As a mom of two very young boys, it is within my control to feed my children the nutritious and healthy food their little bodies need. But I know that as they get older, I will not always be able to control what they eat. (Yikes!)
I've heard parents talk about their frustrations with our schools - elementary through high school - offering junk food and really making it quite easy for our kids to eat unhealthily while they are at school.
From vending machines stocked with soda, potato chips, and candy, to the cafeteria selling pizza, fries, and a host of other unhealthy foods, it can be very hard for kids to make healthy choices at school.
One solution to this problem is obviously eliminating all the junk food that schools currently stock. It would definitely be a shock to some people - students and teachers alike - to not have the option to purchase this food while at school. But this would likely be a huge step in improving the health of our children.
The United States Department of Agriculture (USDA) recently proposed that schools make some changes to what they offer to students. Candy and high-calorie soda would vanish from vending machines, replaced with water, diet soda, and food items like baked chips. (Note that although this would be an improvement, diet soda and baked chips aren't healthy either!)

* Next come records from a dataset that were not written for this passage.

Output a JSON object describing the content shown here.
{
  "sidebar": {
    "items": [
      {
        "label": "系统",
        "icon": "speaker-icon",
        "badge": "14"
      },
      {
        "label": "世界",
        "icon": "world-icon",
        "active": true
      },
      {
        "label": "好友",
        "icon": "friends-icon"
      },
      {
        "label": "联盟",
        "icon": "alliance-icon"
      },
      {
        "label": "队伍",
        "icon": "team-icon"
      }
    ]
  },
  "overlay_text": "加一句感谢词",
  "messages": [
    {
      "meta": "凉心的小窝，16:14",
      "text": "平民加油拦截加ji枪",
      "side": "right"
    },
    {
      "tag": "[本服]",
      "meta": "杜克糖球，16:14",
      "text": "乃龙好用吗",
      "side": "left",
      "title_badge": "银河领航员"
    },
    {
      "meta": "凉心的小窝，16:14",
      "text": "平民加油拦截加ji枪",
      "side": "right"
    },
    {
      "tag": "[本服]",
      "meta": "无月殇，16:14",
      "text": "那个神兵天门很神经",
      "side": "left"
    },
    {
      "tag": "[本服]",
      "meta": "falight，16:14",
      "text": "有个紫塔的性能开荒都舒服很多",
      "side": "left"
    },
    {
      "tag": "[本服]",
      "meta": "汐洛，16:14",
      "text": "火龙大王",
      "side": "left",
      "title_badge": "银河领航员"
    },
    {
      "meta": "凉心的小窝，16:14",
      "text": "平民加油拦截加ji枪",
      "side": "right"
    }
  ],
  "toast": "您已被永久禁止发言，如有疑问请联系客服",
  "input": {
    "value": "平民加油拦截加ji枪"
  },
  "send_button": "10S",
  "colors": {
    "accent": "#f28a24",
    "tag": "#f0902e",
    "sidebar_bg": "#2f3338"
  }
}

Students would no longer have the option of getting mozzarella sticks and nachos at lunch. Instead, there would be options like healthy pizza (whatever that looks like), fruit, and yogurt. Again, that would be a definite step in the right direction, but it is still not what kids should be eating (or adults, for that matter). What about lean protein and veggies and good fats?
So, what's a concerned parent to do? If your child's school doesn't offer healthy options, or if you're worried that the unhealthy options will be too tempting, packing a healthy lunch is usually the best choice. But that isn't to say that you should give up! Let your school's cafeteria director, principal, and the school board know how important it is to offer healthy food and beverages for students. Better yet, band together with other parents - there's more power in numbers!
Another thing you can do: model healthy eating habits yourself.
Tom Vilsack, the USDA Secretary, said, "Parents and teachers work hard to instill healthy eating habits in our kids, and these efforts should be supported when kids walk through the schoolhouse door." I agree with Mr. Vilsack, but I also think it is our responsibility as adults to demonstrate good behavior for kids, and that includes eating healthy food. If kids see their teachers or parents chowing down on unhealthy food, they aren't going to listen to those same teachers and parents urging them to eat healthy.
The good news is...if you are committed to eating healthier and following Beyond Diet, your kids will be more likely to do the same!